Irgendwann musste ich mir ja eingestehen, dass ich eine schreckliche Frau war und mich deshalb als Annabell ausgegeben habe, um neu anzufangen, freundlicher zu werden und Freunde zu finden. Natürlich musste ich mir den ein oder anderen Spruch verkneifen, aufhören mit meinen Augen zu rollen und mich höflich und anständig benehmen. Es fiel mir nicht leicht, aber ich nahm mir Annabell als Vorbild. Irgendwann musste ich mir wirklich die Wahrheit eingestehen, die große Wahrheit, dass ich Annabell, obwohl ich sie meistens nicht ausstehen konnte, mit meinem ganzen Herzen geliebt habe. Ich konnte sie nicht ausstehen, weil sie alles hatte. Eine wirkliche Familie, die sie sich aufgebaut hat mit ihrem Verlobten zusammen und dem Kind und dem Haus, während ich auf dem Sofa lag und der Mittelpunkt der Streite meiner Eltern war.
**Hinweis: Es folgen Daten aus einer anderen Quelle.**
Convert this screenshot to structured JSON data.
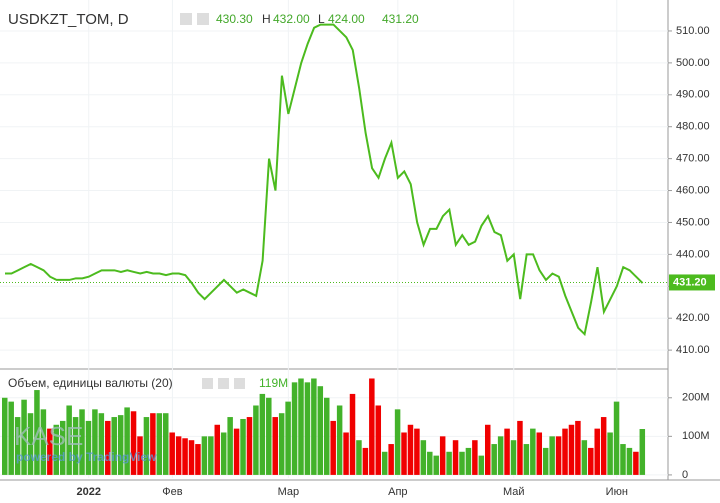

Als Kathrina war ich nur eine faule Tochter, die nichts wirklich erreicht hat und eine Schwester, die keine wirkliche Schwester war. Annabell erhielt so viel Aufmerksamkeit und jeder liebte sie, während ich das schwarze Schaf der Familie blieb und hinter ihrer strahlenden Persönlichkeit stand. Mir hat es nie wirklich etwas ausgemacht und ich fand mich damit ab, Menschen zu verachten. Ich habe sie alle verachtet in meinen Zeiten als Teenager.
Allerdings hatte ich eine Eigenschaft von mir selbst noch behalten. Meine Liebe für klassische Musik. Annabell war eher der lustige, verspielte Typ und sie liebte es, auszugehen und zu feiern. Sie liebte die Musik, die sie in Bars und auf der Tanzfläche spielten, während ich mir immer die Ohren zuhielt und das Gebäude verließ.
Als ich Michael am nächsten Tag anrufe, hat er sich die ganze Nacht Fragen für mich ausgedacht. Er möchte mich damit nicht belästigen, aber ich sage ihm fröhlich, dass ich gespannt auf seine Fragen bin. Eine seiner Fragen bringt mich für ganze fünf Minuten zum Schweigen.
,,Hast du dich all die Jahre verstellt und bist jemand gewesen, der du eigentlich nicht warst?"
Ich höre, wie Michael am anderen Ende der Leitung leise seufzt und sich für die Frage entschuldigen will, aber ich stoppe ihn dabei.
,,Nein, alles ist okay. Die Frage kam nur unerwartet und ich weiß nicht so recht, wie ich sie beantworten kann."
Ich möchte das erste Mal in meinem Leben ehrlich sein und ihm die Wahrheit sagen.
,,Vielleicht habe ich mich ja wirklich all die Jahre versteckt und wirklich hart versucht, wie meine Schwester zu sein, aber es hat geklappt und ich weiß nicht mehr, wie ich aufhören kann, sie zu sein."
Manchmal, wenn ich in Gedanken schwelgte, war ich immer noch Kathrina, das gehässige und unhöfliche Mädchen. Ich fühlte mich, als hätte ich zwei Persönlichkeiten mit eigenen Namen und Annabell hat die Oberhand, da Kathrina nicht mehr wollte. Kathrina war fertig mit ihrem Leben und der Welt, aber Annabell erblühte geradezu und freute sich auf ihre Zukunft.
Es ist schon viel zu spät, um jetzt noch alles klarzustellen und ehrlich zu sein, aber wenn ich doch schon die Gelegenheit dazu habe, dann sollte ich sie nutzen.
Im besten Fall bleiben mir noch zwanzig Jahre, vielleicht auch weniger und nun kann Michael seinen zukünftigen Kindern von der besten Freundin seiner Mutter erzählen, die für ihn wie eine zweite Mutter war. Die zweite Mutter mit der größten Lüge, die er je gehört hat, wie er selbst sagt.
,,Ich hoffe, es ist das, was du hören wolltest. Die Wahrheit meiner größten Lüge und meines Lebens", sage ich Michael noch am Telefon, bevor ich mich verabschiede und auflege.